NTF Awarded 2023 ARIN Community Grant

September 11, 2023 by Dru Lavigne

The NTP Project at Network Time Foundation is thrilled to be a recipient of a 2023 ARIN Community Grant for the creation of an NTP TCP Services Daemon. The American Registry for Internet Numbers (ARIN) is a nonprofit, member-based organization that supports the operation and growth of the Internet.

Network Time Protocol (NTP) is a UDP-based system to distribute and synchronize time on network devices. While the User Datagram Protocol (UDP) is the best-known choice for time synchronization on general networks, it is not a great choice for access, authentication, key exchange, management, monitoring, or several other functions. TCP-based communications are a better choice for these.

Harlan Stenn, Project Manager for the NTP Project says that “the team has been contemplating how to best use Transmission Control Protocol (TCP) to implement the aforementioned functions for many years’ time, and its development and deployment have been waiting for the resources to make it happen”.

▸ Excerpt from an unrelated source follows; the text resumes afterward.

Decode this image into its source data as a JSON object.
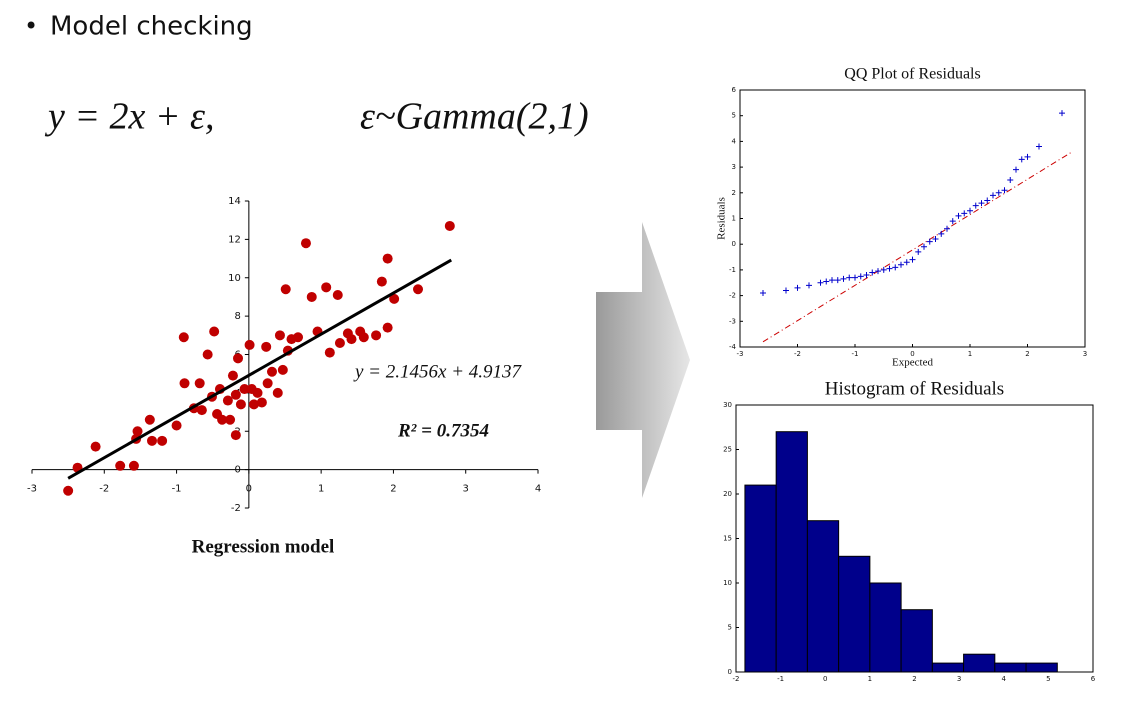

The goal of this funded effort is to provide a basic TCP-based framework service that acts as a broker between the NTP Project’s Reference Implementation and subscribed NTP servers, and external monitoring and management agents and NTP clients. Once this basic framework is in place, additional work will be done to add a variety of new features.

This work facilitates the eventual means to:

  1. securely authenticate to the services broker,
  2. obtain different levels of authorization for services,
  3. monitor the behavior of subscribed ntpd instances,
  4. allow systems and network administrators to manage subscribed ntpd instances, and
  5. efficiently negotiate ephemeral keys to be used to authenticate and secure NTP transactions between NTP clients and subscribed NTP servers. It will allow for easily adding additional functionality as needs arise.

Direct beneficiaries of this work include those responsible for timekeeping in their organization, monitoring and compliance teams, time service operators, and their client populations.

Indirect beneficiaries of this work include downstream users who rely on any systems that synchronize time with NTP.

Accurate and synchronized time is critical to logging/SCADA, any systems that additionally require monotonic time (database and other reservation-oriented systems), and many other applications.